Unsurprisingly, given the growing incidence of diabetes, there is more than one project studying the condition and its impacts. The SUMMIT consortium is developing methods to identify patients with a high risk of developing complications of diabetes, such as stroke or problems with the heart, kidneys, and eyes—complications that account for more than 10% of healthcare costs in Europe. Following extensive literature searches to identify changes in the body that predict such complications, researchers have identified a strategy for a new computer model to assist in prediction. They have also started studies with patients aiming to identify non-invasive markers of complications in the blood vessels.

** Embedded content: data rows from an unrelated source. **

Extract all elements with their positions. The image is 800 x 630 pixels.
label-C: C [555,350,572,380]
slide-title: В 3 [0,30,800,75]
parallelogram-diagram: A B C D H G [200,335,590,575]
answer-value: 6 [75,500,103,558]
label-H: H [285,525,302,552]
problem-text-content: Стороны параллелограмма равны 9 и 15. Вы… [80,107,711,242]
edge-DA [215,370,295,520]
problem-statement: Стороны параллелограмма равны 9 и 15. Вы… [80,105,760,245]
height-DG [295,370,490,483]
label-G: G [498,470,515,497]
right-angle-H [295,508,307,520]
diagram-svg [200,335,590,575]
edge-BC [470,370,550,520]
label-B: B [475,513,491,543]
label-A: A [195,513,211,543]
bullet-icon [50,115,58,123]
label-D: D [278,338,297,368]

Another consortium has contributed to a better understanding of the mechanisms of chronic pain. The EUROPAIN project has revealed similarity between pain caused by chemotherapy and cold hypersensitivity. Scans have identified changes in the brain activity of patients with low back pain that can be used to predict pain intensity. Researchers have also identified several molecules in the body that could be potential new targets for the treatment of pain.
Companies have pooled data to create the largest known database of studies on schizophrenia, including information on more than 23,000 patients from 67 studies in more than 25 countries, offering industry and academics unique opportunities for the development of tools and models that will help find targeted treatments for schizophrenia. This consortium has also assembled a database with data on 2,500 patients with major depression, which they are scanning for new clues to treat the disease in patients that do not respond to existing therapies and for predicting the response in those who do. Genetic analysis of DNA-samples of these patients has already identified targets for predicting the response to treatment and the limits of current predictions.
Because more than seven million Europeans suffer from Alzheimer's disease and other forms of dementia, the PHARMA-COG consortium is developing methods to identify the most promising candidate drugs earlier in the development process. The researchers have proven that sleep deprivation induces cognitive impairment similar to that of patients with Alzheimer's disease in human volunteers, and have shown that commercially available drugs for Alzheimer's disease can reverse this cognitive impairment. This suggests that sleep deprivation could be used as a model of cognitive impairment to test the effectiveness of new candidate drugs.